Margins are expected to climb to 14%, up from 13.6% during the September quarter, buoyed by declining cotton prices and a weak rupee. An increased focus on selling private brands through its Megamart stores compared to selling discounted branded merchandise also helped, said Kulin Lalbhai, executive director of new initiatives at Arvind. Arvind is planning to end this fiscal year with around 200-230 Megamart stores.
The company’s brands and retail segment revenue grew 45% from a year ago in the September quarter. The garment business, which makes up around 16% of total revenues, recorded a sales growth of 47% to ₹ 190 crore in the September quarter.
The rupee’s depreciation of 7.4% in the first half of this year helped exports, which make up around 30% of revenues. Lalbhai also said the company was planning to double its garment exports to ₹ 400-500 crore.
While the prospects for increasing exports are good, the stabilizing rupee casts a slight shadow on the margin guidance and the estimates from brokerages. Also, Arvind has debt of ₹ 2,386 crore as of 30 September with the debt-to-equity ratio rising marginally to 1.29. Interest costs chipped away at nearly 40% of operating profits in the September quarter and are set to increase.
“There is huge requirement for working capital as we are adding around ₹ 1,000-1,500 crore to our topline. We will try and improve our debt-to-equity ratio to close to 1,” said Lalbhai, without specifying how the company proposes to do that.

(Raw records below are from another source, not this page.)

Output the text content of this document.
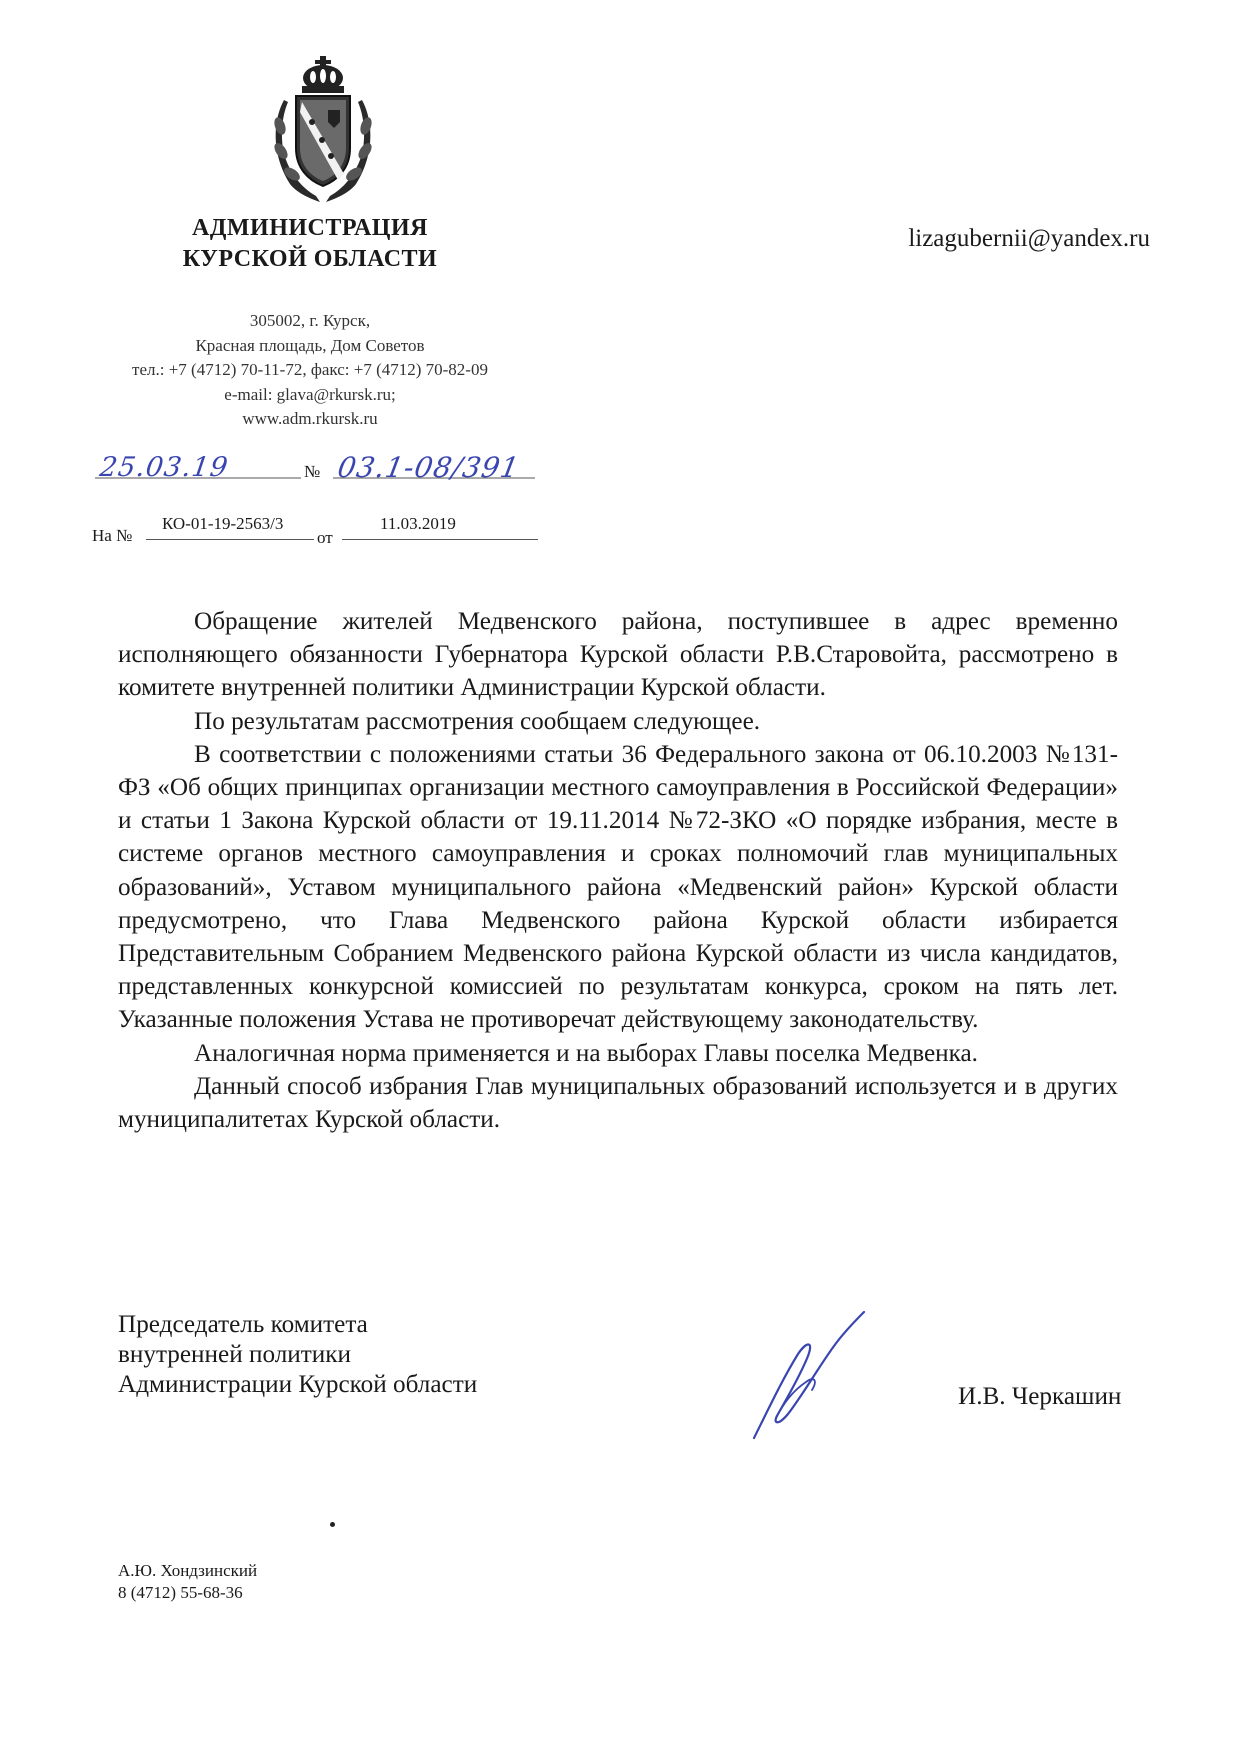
АДМИНИСТРАЦИЯ
КУРСКОЙ ОБЛАСТИ
305002, г. Курск,
Красная площадь, Дом Советов
тел.: +7 (4712) 70-11-72, факс: +7 (4712) 70-82-09
e-mail: glava@rkursk.ru;
www.adm.rkursk.ru
lizagubernii@yandex.ru
25.03.19	№ 03.1-08/391
На №
КО-01-19-2563/3
от
11.03.2019

Обращение жителей Медвенского района, поступившее в адрес временно исполняющего обязанности Губернатора Курской области Р.В.Старовойта, рассмотрено в комитете внутренней политики Администрации Курской области.

По результатам рассмотрения сообщаем следующее.

В соответствии с положениями статьи 36 Федерального закона от 06.10.2003 №131-ФЗ «Об общих принципах организации местного самоуправления в Российской Федерации» и статьи 1 Закона Курской области от 19.11.2014 №72-ЗКО «О порядке избрания, месте в системе органов местного самоуправления и сроках полномочий глав муниципальных образований», Уставом муниципального района «Медвенский район» Курской области предусмотрено, что Глава Медвенского района Курской области избирается Представительным Собранием Медвенского района Курской области из числа кандидатов, представленных конкурсной комиссией по результатам конкурса, сроком на пять лет. Указанные положения Устава не противоречат действующему законодательству.

Аналогичная норма применяется и на выборах Главы поселка Медвенка.

Данный способ избрания Глав муниципальных образований используется и в других муниципалитетах Курской области.

Председатель комитета
внутренней политики
Администрации Курской области	И.В. Черкашин
А.Ю. Хондзинский
8 (4712) 55-68-36
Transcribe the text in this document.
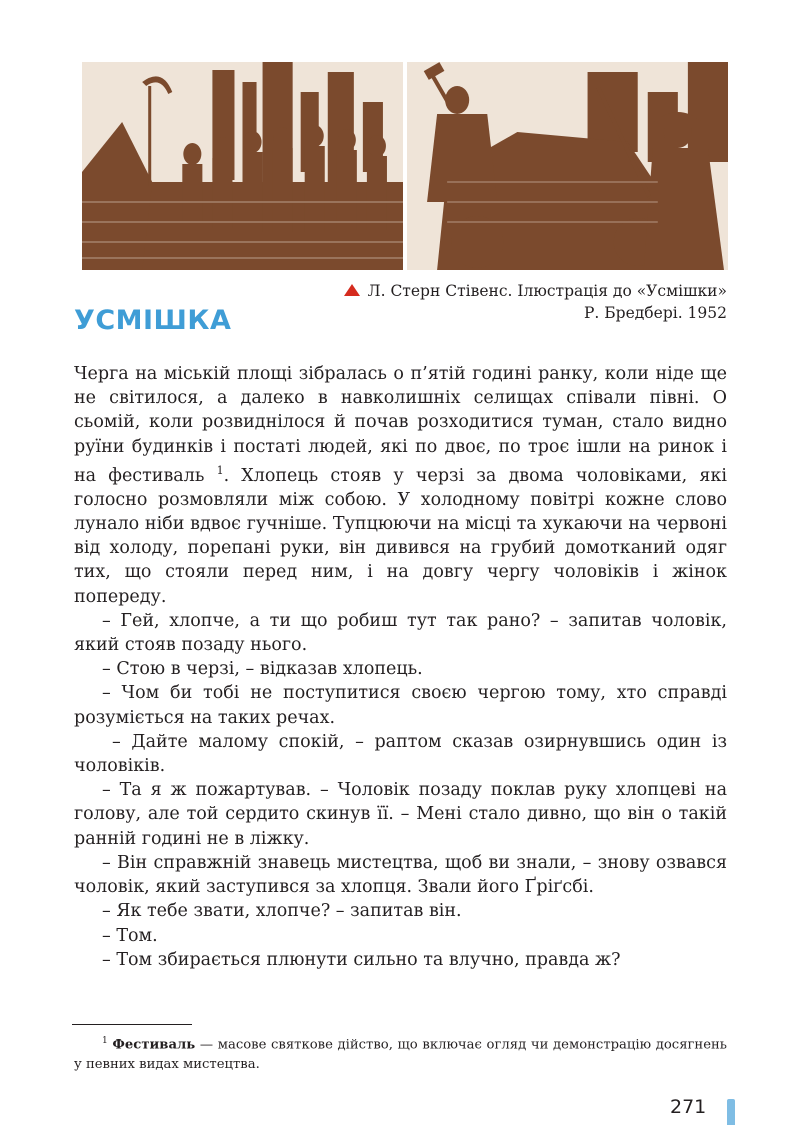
Л. Стерн Стівенс. Ілюстрація до «Усмішки»
Р. Бредбері. 1952
УСМІШКА

Черга на міській площі зібралась о п’ятій годині ранку, коли ніде ще не світилося, а далеко в навколишніх селищах співали півні. О сьомій, коли розвиднілося й почав розходитися туман, стало видно руїни будинків і постаті людей, які по двоє, по троє ішли на ринок і на фестиваль $^1$. Хлопець стояв у черзі за двома чоловіками, які голосно розмовляли між собою. У холодному повітрі кожне слово лунало ніби вдвоє гучніше. Тупцюючи на місці та хукаючи на червоні від холоду, порепані руки, він дивився на грубий домотканий одяг тих, що стояли перед ним, і на довгу чергу чоловіків і жінок попереду.

– Гей, хлопче, а ти що робиш тут так рано? – запитав чоловік, який стояв позаду нього.

– Стою в черзі, – відказав хлопець.

– Чом би тобі не поступитися своєю чергою тому, хто справді розуміється на таких речах.

– Дайте малому спокій, – раптом сказав озирнувшись один із чоловіків.

– Та я ж пожартував. – Чоловік позаду поклав руку хлопцеві на голову, але той сердито скинув її. – Мені стало дивно, що він о такій ранній годині не в ліжку.

– Він справжній знавець мистецтва, щоб ви знали, – знову озвався чоловік, який заступився за хлопця. Звали його Ґріґсбі.

– Як тебе звати, хлопче? – запитав він.

– Том.

– Том збирається плюнути сильно та влучно, правда ж?

$^1$ Фестиваль — масове святкове дійство, що включає огляд чи демонстрацію досягнень у певних видах мистецтва.
271
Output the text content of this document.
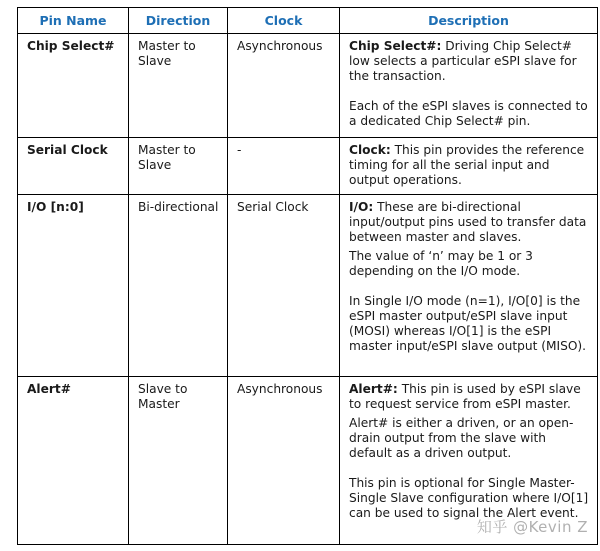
Pin Name	Direction	Clock	Description
Chip Select#	Master to Slave	Asynchronous	Chip Select#: Driving Chip Select# low selects a particular eSPI slave for the transaction.

Each of the eSPI slaves is connected to a dedicated Chip Select# pin.

Serial Clock	Master to Slave	-	Clock: This pin provides the reference timing for all the serial input and output operations.

I/O [n:0]	Bi-directional	Serial Clock	I/O: These are bi-directional input/output pins used to transfer data between master and slaves.

The value of ‘n’ may be 1 or 3 depending on the I/O mode.

In Single I/O mode (n=1), I/O[0] is the eSPI master output/eSPI slave input (MOSI) whereas I/O[1] is the eSPI master input/eSPI slave output (MISO).

Alert#	Slave to Master	Asynchronous	Alert#: This pin is used by eSPI slave to request service from eSPI master.

Alert# is either a driven, or an open-drain output from the slave with default as a driven output.

This pin is optional for Single Master-Single Slave configuration where I/O[1] can be used to signal the Alert event.

知乎 @Kevin Z
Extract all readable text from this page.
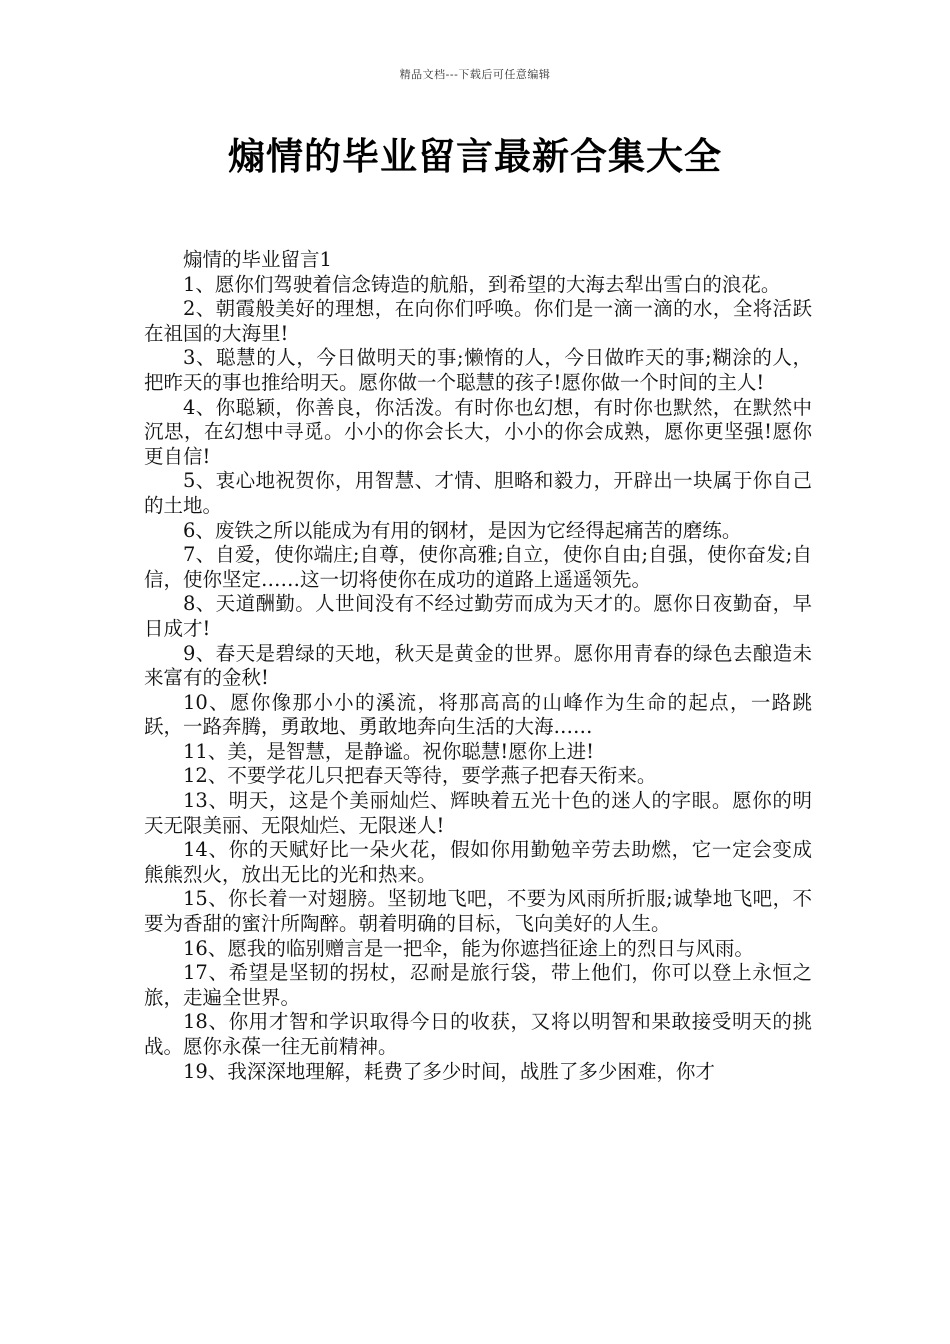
精品文档---下载后可任意编辑
煽情的毕业留言最新合集大全

煽情的毕业留言1

1、愿你们驾驶着信念铸造的航船，到希望的大海去犁出雪白的浪花。

2、朝霞般美好的理想，在向你们呼唤。你们是一滴一滴的水，全将活跃在祖国的大海里!

3、聪慧的人，今日做明天的事;懒惰的人，今日做昨天的事;糊涂的人，把昨天的事也推给明天。愿你做一个聪慧的孩子!愿你做一个时间的主人!

4、你聪颖，你善良，你活泼。有时你也幻想，有时你也默然，在默然中沉思，在幻想中寻觅。小小的你会长大，小小的你会成熟，愿你更坚强!愿你更自信!

5、衷心地祝贺你，用智慧、才情、胆略和毅力，开辟出一块属于你自己的土地。

6、废铁之所以能成为有用的钢材，是因为它经得起痛苦的磨练。

7、自爱，使你端庄;自尊，使你高雅;自立，使你自由;自强，使你奋发;自信，使你坚定……这一切将使你在成功的道路上遥遥领先。

8、天道酬勤。人世间没有不经过勤劳而成为天才的。愿你日夜勤奋，早日成才!

9、春天是碧绿的天地，秋天是黄金的世界。愿你用青春的绿色去酿造未来富有的金秋!

10、愿你像那小小的溪流，将那高高的山峰作为生命的起点，一路跳跃，一路奔腾，勇敢地、勇敢地奔向生活的大海……

11、美，是智慧，是静谧。祝你聪慧!愿你上进!

12、不要学花儿只把春天等待，要学燕子把春天衔来。

13、明天，这是个美丽灿烂、辉映着五光十色的迷人的字眼。愿你的明天无限美丽、无限灿烂、无限迷人!

14、你的天赋好比一朵火花，假如你用勤勉辛劳去助燃，它一定会变成熊熊烈火，放出无比的光和热来。

15、你长着一对翅膀。坚韧地飞吧，不要为风雨所折服;诚挚地飞吧，不要为香甜的蜜汁所陶醉。朝着明确的目标，飞向美好的人生。

16、愿我的临别赠言是一把伞，能为你遮挡征途上的烈日与风雨。

17、希望是坚韧的拐杖，忍耐是旅行袋，带上他们，你可以登上永恒之旅，走遍全世界。

18、你用才智和学识取得今日的收获，又将以明智和果敢接受明天的挑战。愿你永葆一往无前精神。

19、我深深地理解，耗费了多少时间，战胜了多少困难，你才
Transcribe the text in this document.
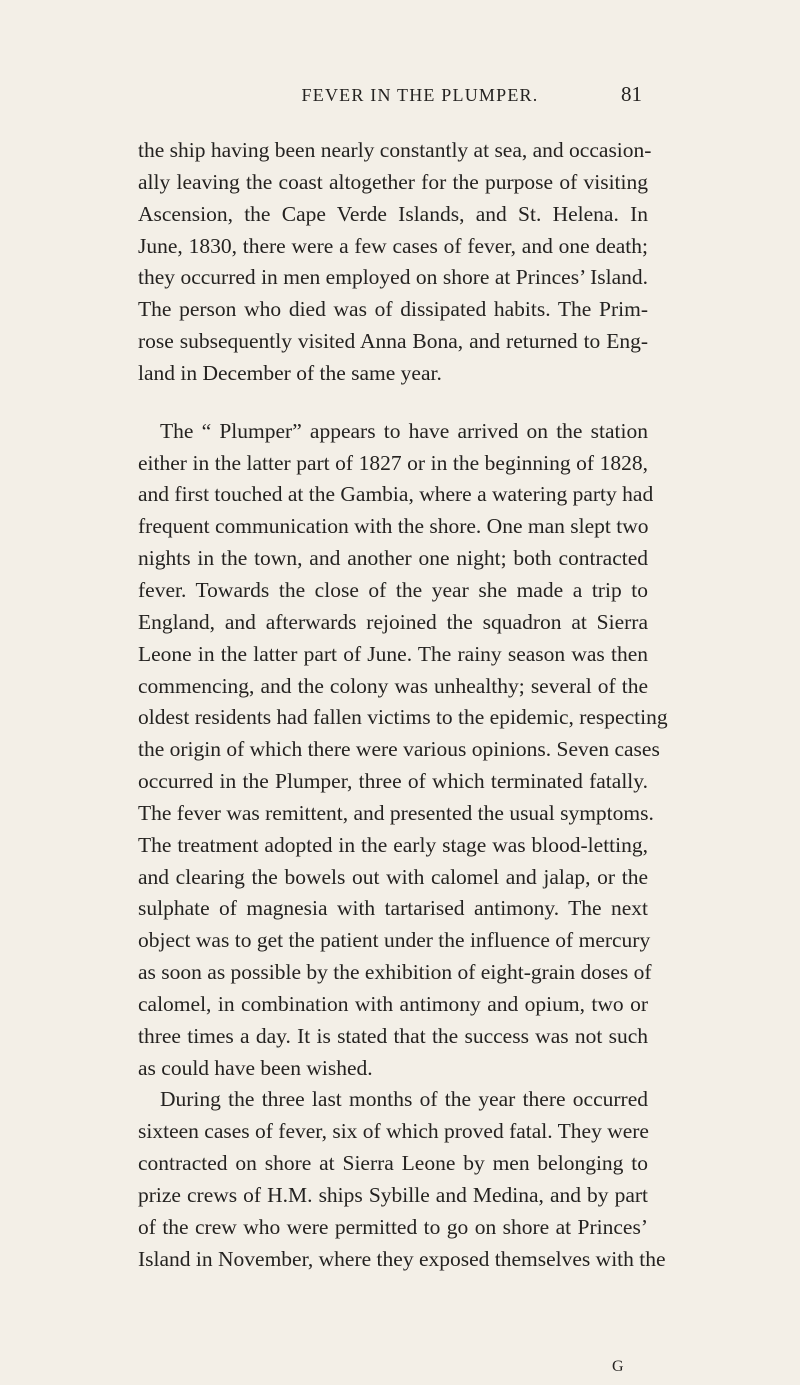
FEVER IN THE PLUMPER.	81
the ship having been nearly constantly at sea, and occasion-
ally leaving the coast altogether for the purpose of visiting
Ascension, the Cape Verde Islands, and St. Helena. In
June, 1830, there were a few cases of fever, and one death;
they occurred in men employed on shore at Princes’ Island.
The person who died was of dissipated habits. The Prim-
rose subsequently visited Anna Bona, and returned to Eng-
land in December of the same year.
The “ Plumper” appears to have arrived on the station
either in the latter part of 1827 or in the beginning of 1828,
and first touched at the Gambia, where a watering party had
frequent communication with the shore. One man slept two
nights in the town, and another one night; both contracted
fever. Towards the close of the year she made a trip to
England, and afterwards rejoined the squadron at Sierra
Leone in the latter part of June. The rainy season was then
commencing, and the colony was unhealthy; several of the
oldest residents had fallen victims to the epidemic, respecting
the origin of which there were various opinions. Seven cases
occurred in the Plumper, three of which terminated fatally.
The fever was remittent, and presented the usual symptoms.
The treatment adopted in the early stage was blood-letting,
and clearing the bowels out with calomel and jalap, or the
sulphate of magnesia with tartarised antimony. The next
object was to get the patient under the influence of mercury
as soon as possible by the exhibition of eight-grain doses of
calomel, in combination with antimony and opium, two or
three times a day. It is stated that the success was not such
as could have been wished.
During the three last months of the year there occurred
sixteen cases of fever, six of which proved fatal. They were
contracted on shore at Sierra Leone by men belonging to
prize crews of H.M. ships Sybille and Medina, and by part
of the crew who were permitted to go on shore at Princes’
Island in November, where they exposed themselves with the
G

In any case, the stock’s rally may well have run out of steam with the strong revenue growth expectations already discounted. Karvy Stock Broking Ltd said in a 9 December note, “We marginally upgrade our sales, operating margins and net income estimates factoring in better traction from garmenting business.” In the absence of an immediate impetus that would trigger further appreciation of stock price, there is little scope for re-rating the stock.